One of the project’s findings is that genetic changes linked to disease occur between genes in places where ENCODE has identified regulatory sites. It’s still not clear how variations in these areas contribute to disease. “Some people were surprised,” said Pazin, “that disease-linked genetic variants are not usually in protein-coding regions. We expect to find that many genetic changes causing a disorder are within regulatory regions, or switches, that affect how much protein is produced or when the protein is produced, rather than affecting the structure of the protein itself. The medical condition will occur because the gene is aberrantly turned on or turned off or abnormal amounts of the protein are made.

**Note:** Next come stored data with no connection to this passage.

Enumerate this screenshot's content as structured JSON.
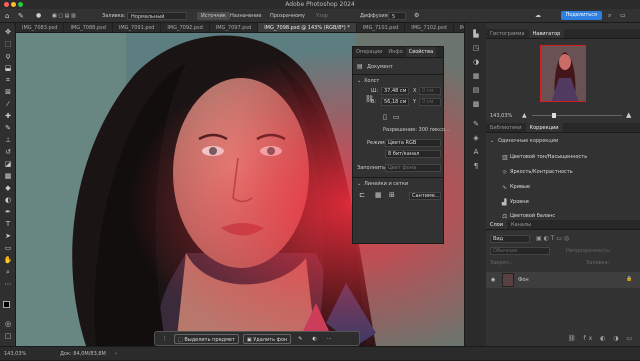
{
  "window": {
    "title": "Adobe Photoshop 2024"
  },
  "options_bar": {
    "fill_label": "Заливка:",
    "fill_value": "Нормальный",
    "source_button": "Источник",
    "dest_button": "Назначение",
    "transparent_button": "Прозрачному",
    "pattern_button": "Узор",
    "diffusion_label": "Диффузия:",
    "diffusion_value": "5",
    "share_button": "Поделиться"
  },
  "tabs": [
    {
      "label": "IMG_7083.psd"
    },
    {
      "label": "IMG_7088.psd"
    },
    {
      "label": "IMG_7091.psd"
    },
    {
      "label": "IMG_7092.psd"
    },
    {
      "label": "IMG_7097.psd"
    },
    {
      "label": "IMG_7098.psd @ 143% (RGB/8*) *"
    },
    {
      "label": "IMG_7101.psd"
    },
    {
      "label": "IMG_7102.psd"
    },
    {
      "label": "IMG_7103.ps"
    }
  ],
  "properties": {
    "tabs": [
      "Операции",
      "Инфо",
      "Свойства"
    ],
    "document_label": "Документ",
    "canvas_section": "Холст",
    "width_label": "Ш:",
    "width_value": "37,48 см",
    "height_label": "В:",
    "height_value": "56,18 см",
    "x_label": "X",
    "y_label": "Y",
    "x_value": "0 см",
    "y_value": "0 см",
    "resolution": "Разрешение: 300 пиксо...",
    "mode_label": "Режим",
    "mode_value": "Цвета RGB",
    "bits_value": "8 бит/канал",
    "fill_label": "Заполнить",
    "fill_value": "Цвет фона",
    "rulers_section": "Линейки и сетки",
    "units_value": "Сантиме..."
  },
  "navigator": {
    "tabs": [
      "Гистограмма",
      "Навигатор"
    ],
    "zoom": "143,03%"
  },
  "adjustments": {
    "tabs": [
      "Библиотеки",
      "Коррекции"
    ],
    "section": "Одиночные коррекции",
    "items": [
      "Цветовой тон/Насыщенность",
      "Яркость/Контрастность",
      "Кривые",
      "Уровни",
      "Цветовой баланс"
    ]
  },
  "layers": {
    "tabs": [
      "Слои",
      "Каналы"
    ],
    "search": "Вид",
    "blend_mode": "Обычные",
    "opacity_label": "Непрозрачность:",
    "lock_label": "Закреп.:",
    "fill_label": "Заливка:",
    "layer_name": "Фон"
  },
  "context_bar": {
    "select_subject": "Выделить предмет",
    "remove_bg": "Удалить фон"
  },
  "status": {
    "zoom": "143,03%",
    "doc": "Док: 84,0M/83,8M"
  },
  "colors": {
    "accent": "#2f7fe0",
    "panel": "#323232",
    "canvas_bg": "#5d7e80"
  }
}
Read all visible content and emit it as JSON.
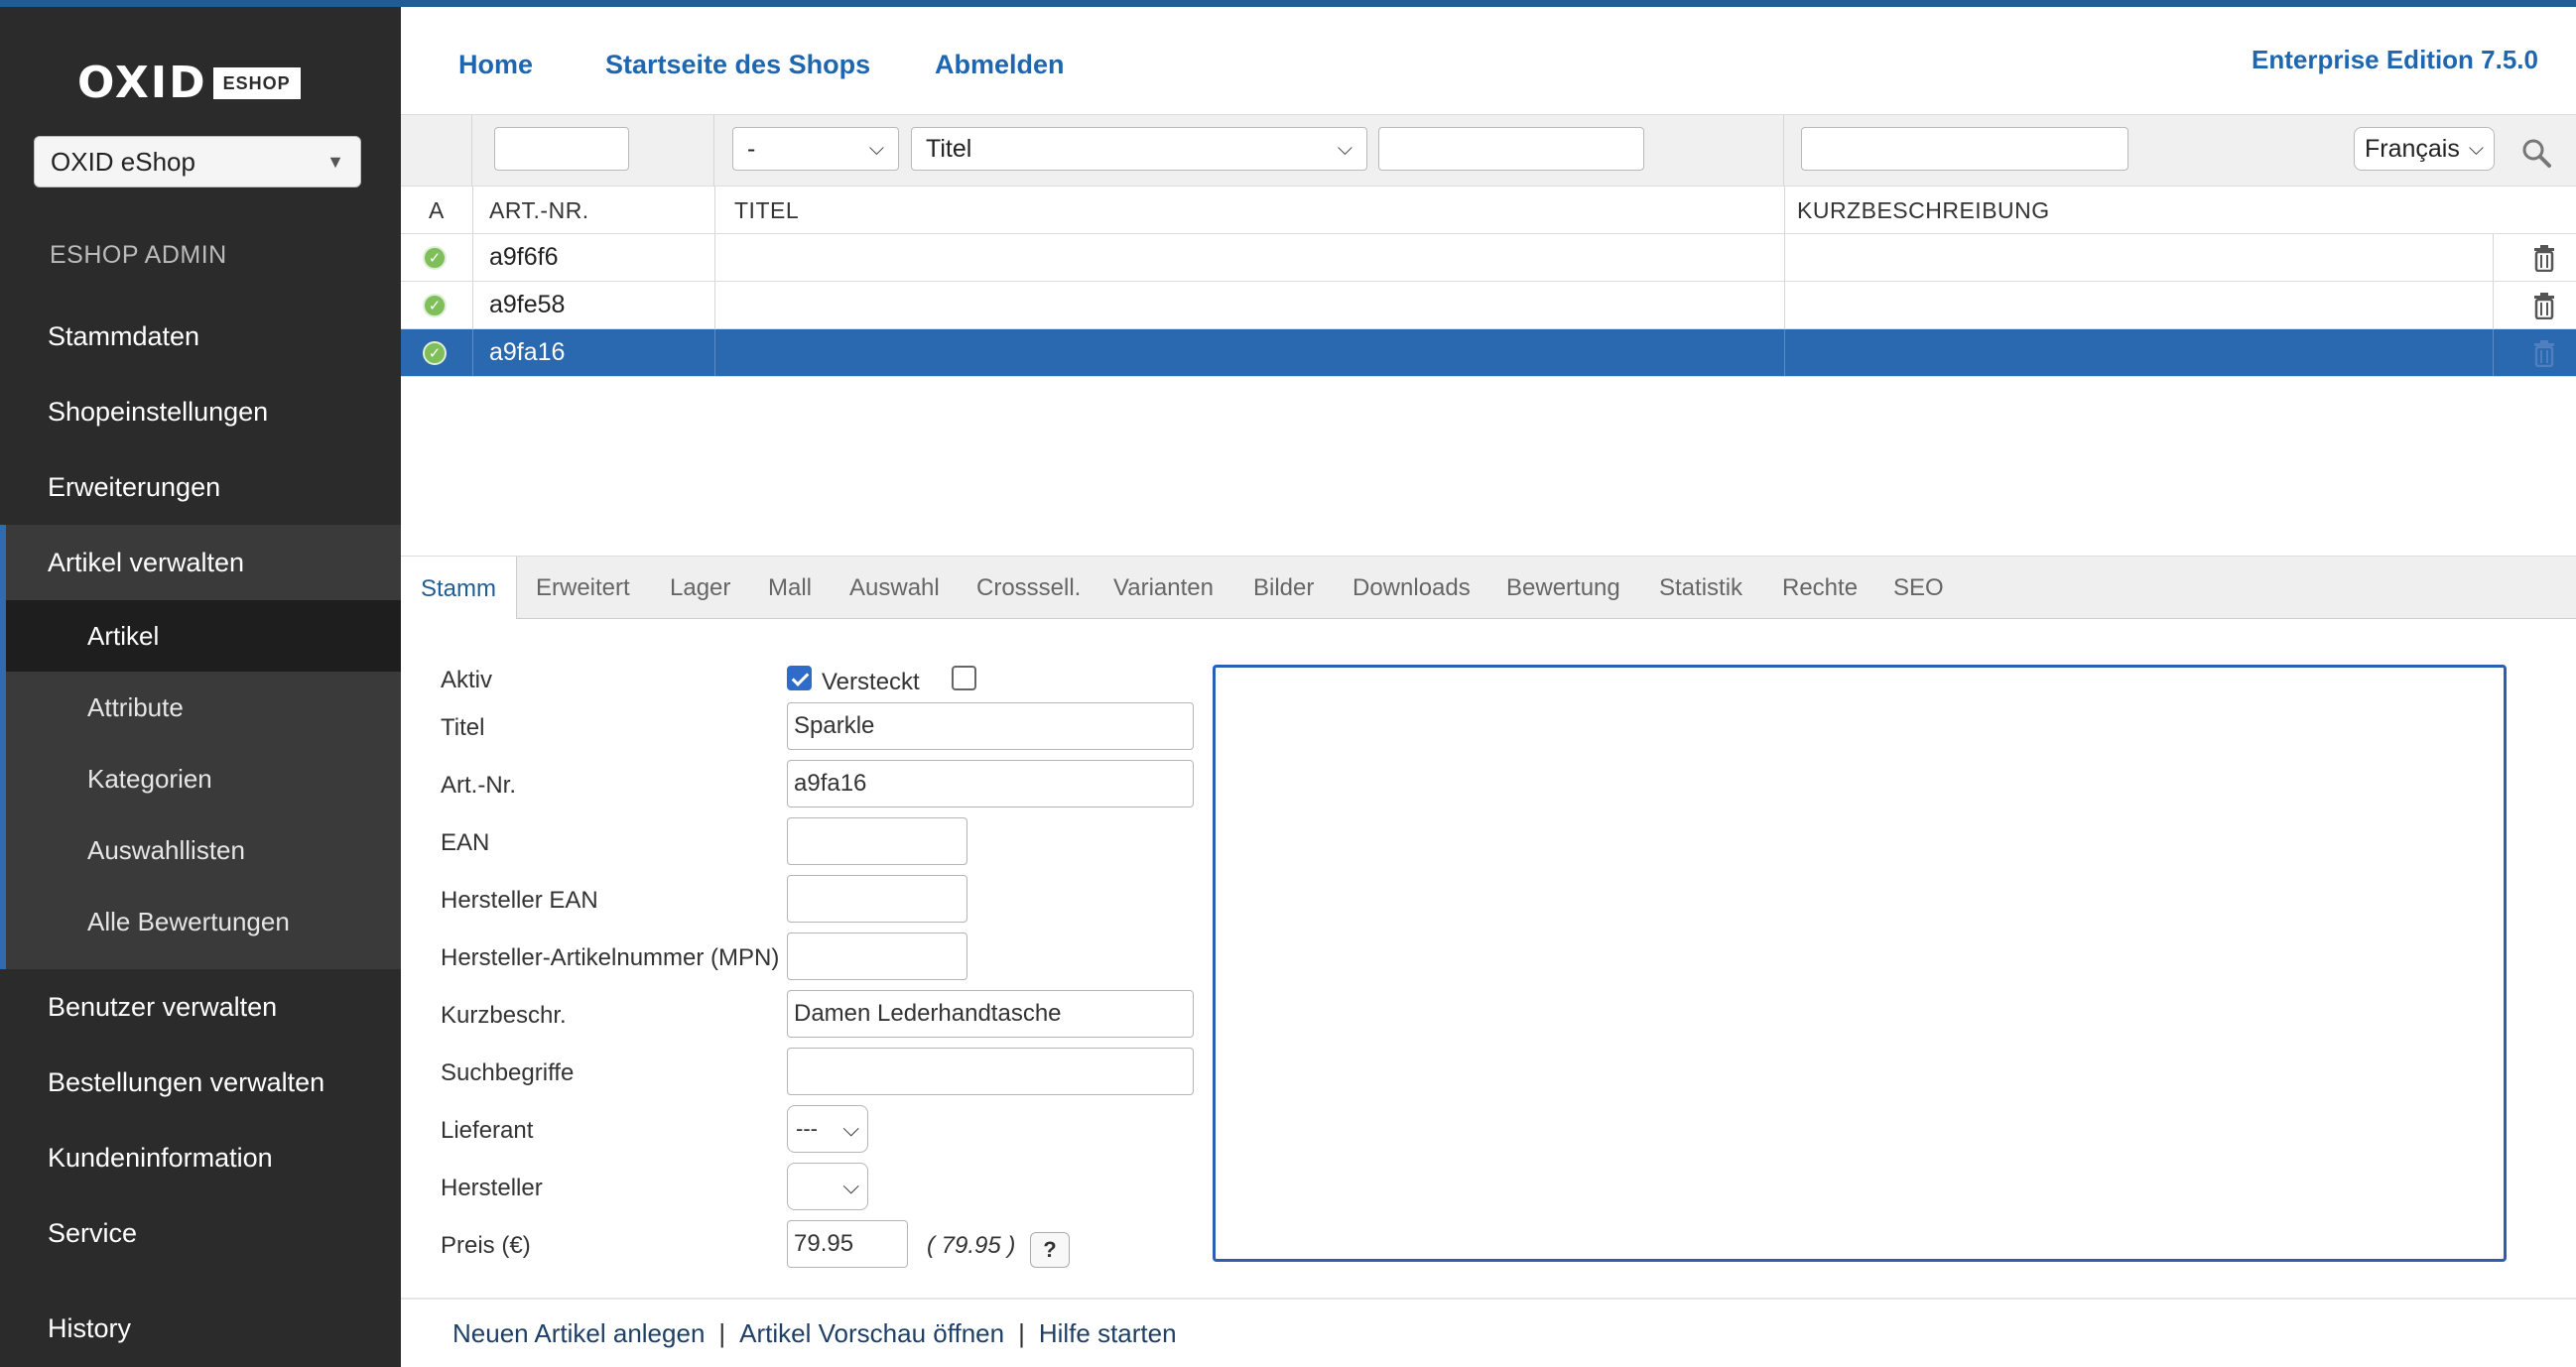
{
  "sidebar": {
    "logo_main": "OXID",
    "logo_badge": "ESHOP",
    "shop_select": "OXID eShop",
    "admin_label": "ESHOP ADMIN",
    "items": [
      {
        "label": "Stammdaten"
      },
      {
        "label": "Shopeinstellungen"
      },
      {
        "label": "Erweiterungen"
      }
    ],
    "group": {
      "label": "Artikel verwalten",
      "subitems": [
        {
          "label": "Artikel"
        },
        {
          "label": "Attribute"
        },
        {
          "label": "Kategorien"
        },
        {
          "label": "Auswahllisten"
        },
        {
          "label": "Alle Bewertungen"
        }
      ]
    },
    "items_after": [
      {
        "label": "Benutzer verwalten"
      },
      {
        "label": "Bestellungen verwalten"
      },
      {
        "label": "Kundeninformation"
      },
      {
        "label": "Service"
      },
      {
        "label": "History"
      }
    ]
  },
  "header": {
    "links": [
      "Home",
      "Startseite des Shops",
      "Abmelden"
    ],
    "edition": "Enterprise Edition 7.5.0"
  },
  "filter": {
    "artnr_value": "",
    "type_select": "-",
    "field_select": "Titel",
    "title_value": "",
    "short_value": "",
    "language": "Français"
  },
  "table": {
    "headers": {
      "active": "A",
      "artnr": "ART.-NR.",
      "title": "TITEL",
      "short": "KURZBESCHREIBUNG"
    },
    "rows": [
      {
        "artnr": "a9f6f6",
        "title": "",
        "short": ""
      },
      {
        "artnr": "a9fe58",
        "title": "",
        "short": ""
      },
      {
        "artnr": "a9fa16",
        "title": "",
        "short": ""
      }
    ]
  },
  "tabs": [
    "Stamm",
    "Erweitert",
    "Lager",
    "Mall",
    "Auswahl",
    "Crosssell.",
    "Varianten",
    "Bilder",
    "Downloads",
    "Bewertung",
    "Statistik",
    "Rechte",
    "SEO"
  ],
  "form": {
    "labels": {
      "aktiv": "Aktiv",
      "versteckt": "Versteckt",
      "titel": "Titel",
      "artnr": "Art.-Nr.",
      "ean": "EAN",
      "hersteller_ean": "Hersteller EAN",
      "mpn": "Hersteller-Artikelnummer (MPN)",
      "kurzbeschr": "Kurzbeschr.",
      "suchbegriffe": "Suchbegriffe",
      "lieferant": "Lieferant",
      "hersteller": "Hersteller",
      "preis": "Preis (€)"
    },
    "values": {
      "titel": "Sparkle",
      "artnr": "a9fa16",
      "ean": "",
      "hersteller_ean": "",
      "mpn": "",
      "kurzbeschr": "Damen Lederhandtasche",
      "suchbegriffe": "",
      "lieferant": "---",
      "hersteller": "",
      "preis": "79.95",
      "preis_brutto": "( 79.95 )",
      "help": "?"
    }
  },
  "footer": {
    "links": [
      "Neuen Artikel anlegen",
      "Artikel Vorschau öffnen",
      "Hilfe starten"
    ]
  }
}
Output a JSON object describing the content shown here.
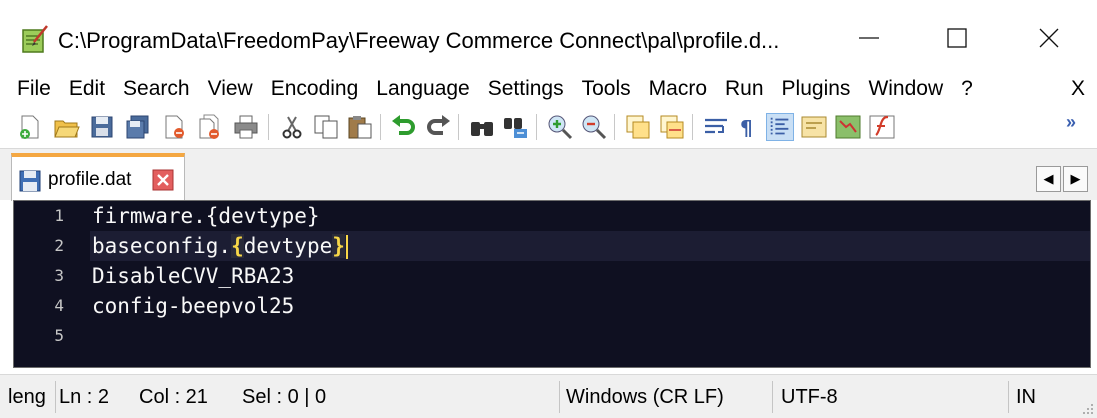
{
  "window": {
    "title": "C:\\ProgramData\\FreedomPay\\Freeway Commerce Connect\\pal\\profile.d...",
    "app_icon": "notepad-plus-plus-icon",
    "minimize_icon": "minimize-icon",
    "maximize_icon": "maximize-icon",
    "close_icon": "close-icon"
  },
  "menu": {
    "items": [
      "File",
      "Edit",
      "Search",
      "View",
      "Encoding",
      "Language",
      "Settings",
      "Tools",
      "Macro",
      "Run",
      "Plugins",
      "Window",
      "?"
    ],
    "close_doc": "X"
  },
  "toolbar": {
    "buttons": [
      "new-file-icon",
      "open-file-icon",
      "save-icon",
      "save-all-icon",
      "close-icon",
      "close-all-icon",
      "print-icon",
      "cut-icon",
      "copy-icon",
      "paste-icon",
      "undo-icon",
      "redo-icon",
      "find-icon",
      "replace-icon",
      "zoom-in-icon",
      "zoom-out-icon",
      "sync-vertical-icon",
      "sync-horizontal-icon",
      "word-wrap-icon",
      "show-all-characters-icon",
      "indent-guide-icon",
      "user-defined-language-icon",
      "document-map-icon",
      "function-list-icon"
    ],
    "overflow": "»"
  },
  "tabs": [
    {
      "label": "profile.dat",
      "icon": "floppy-disk-icon",
      "close_icon": "tab-close-icon",
      "active": true
    }
  ],
  "tab_nav": {
    "left": "◀",
    "right": "▶"
  },
  "editor": {
    "line_numbers": [
      "1",
      "2",
      "3",
      "4",
      "5"
    ],
    "current_line": 2,
    "lines": {
      "l1": "firmware.{devtype}",
      "l2_prefix": "baseconfig.",
      "l2_open": "{",
      "l2_mid": "devtype",
      "l2_close": "}",
      "l3": "DisableCVV_RBA23",
      "l4": "config-beepvol25",
      "l5": ""
    },
    "colors": {
      "background": "#0f1021",
      "text": "#f8f8f8",
      "brace_highlight": "#f8d748",
      "current_line": "#1c1d33"
    }
  },
  "status": {
    "length": "leng",
    "ln": "Ln : 2",
    "col": "Col : 21",
    "sel": "Sel : 0 | 0",
    "eol": "Windows (CR LF)",
    "encoding": "UTF-8",
    "mode": "IN"
  }
}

Far from being junk DNA, this regulatory DNA clearly makes important contributions to human health and disease.”

“It’s important to realize that these findings won’t be taken forward by people like Mark or myself—rather we have to empower clinical researchers to use this data,” said Birney of the EBI. “I think ENCODE will have a big impact on medical research—in particular, genome-wide association studies have a really remarkable overlap with ENCODE data outside of protein-coding genes, and this is leading to all sorts of new hypotheses of how these diseases operate.” YM

Colleen Shaddox is a freelance writer in Hamden, Conn.

Junk no more (2024)
Top Articles
How To Get into Grad School With a Low GPA
When the holidays roll around each year, we all feel the pressure to give our children a magical, memorable Christmas.
Costco Gas Barstow
Cato's Dozen Crossword
Pixel Combat Unblocked
How to Become a Certified Nursing Assistant | CNA Careers
Leora From Real Life Cam
Walgreens On 37Th And Woodlawn
Local Body Rubs
Yahoo Sports Pga Leaderboard
Mid America Irish Dance Voy
5427 N Crooked Creek
Cars & Trucks - By Owner near Kissimmee, FL - craigslist
Mod Engine 2 Not Launching Elden Ring
Loreal Smith Sarkisian Age
Moore Township Concerns
Evil Dead Rise Showtimes Near Regal Sawgrass & Imax
How to Use a Self-Service Car Wash | YourMechanic Advice
Vinnie Politan Weight Loss - What Causes Rapid Weight Loss In Cats
Denver Ebiz Tax Center
Standard Bank Learnership Programme 2021
Sarah Colman-Livengood Park Raytown Photos
Elizabeth's Pizza Menu Walkertown
Gotham Chess Twitter
Frcc D2L Login
Courier Press Sports
Dance Monkey Roblox Id
Zack Fairhurst Snapchat
Dollar Tree Fall Coat Hanger Wreath
25X11X10 Atv Tires Tractor Supply
Joy Ride 2023 Showtimes Near Paragon Theaters - Coral Square
Z-Ticket | An active card for summer in the Tiroler Zugspitz Arena
Assad continues to prove reliability despite Cubs' loss
Pitt Football Recruiting 247
How to Search All of Craigslist From Any Device
Why Is My Lookah Dragon Egg Blinking Yellow
Pogo Energy Express Recharge
Skipthe Games.com
King Von Autopsy Results
Berks County Court Schedule
32 Movies Like Charlie and the Chocolate Factory (2005)
World of Warcraft Bringing Back Old Anniversary Rewards for the First Time in 15 Years
Hanco*ck County Mugshots Busted Newspaper
Denny's Ace Hardware Duluth Mn
MLN9658742 – Medicare Provider Enrollment
Sams La Habra Gas Price
Spn 792 Fmi 2
Onlyonerhonda Cam
Barbari – Neskorá antika
Holiday Gift Bearer In Egypt
eValuations – BlueBird Valuation
Lovein Funeral Obits
Latest Posts
Article information

Author: Stevie Stamm

Last Updated:

Views: 6499

Rating: 5 / 5 (80 voted)

Reviews: 95% of readers found this page helpful

Author information

Name: Stevie Stamm

Birthday: 1996-06-22

Address: Apt. 419 4200 Sipes Estate, East Delmerview, WY 05617

Phone: +342332224300

Job: Future Advertising Analyst

Hobby: Leather crafting, Puzzles, Leather crafting, scrapbook, Urban exploration, Cabaret, Skateboarding

Introduction: My name is Stevie Stamm, I am a colorful, sparkling, splendid, vast, open, hilarious, tender person who loves writing and wants to share my knowledge and understanding with you.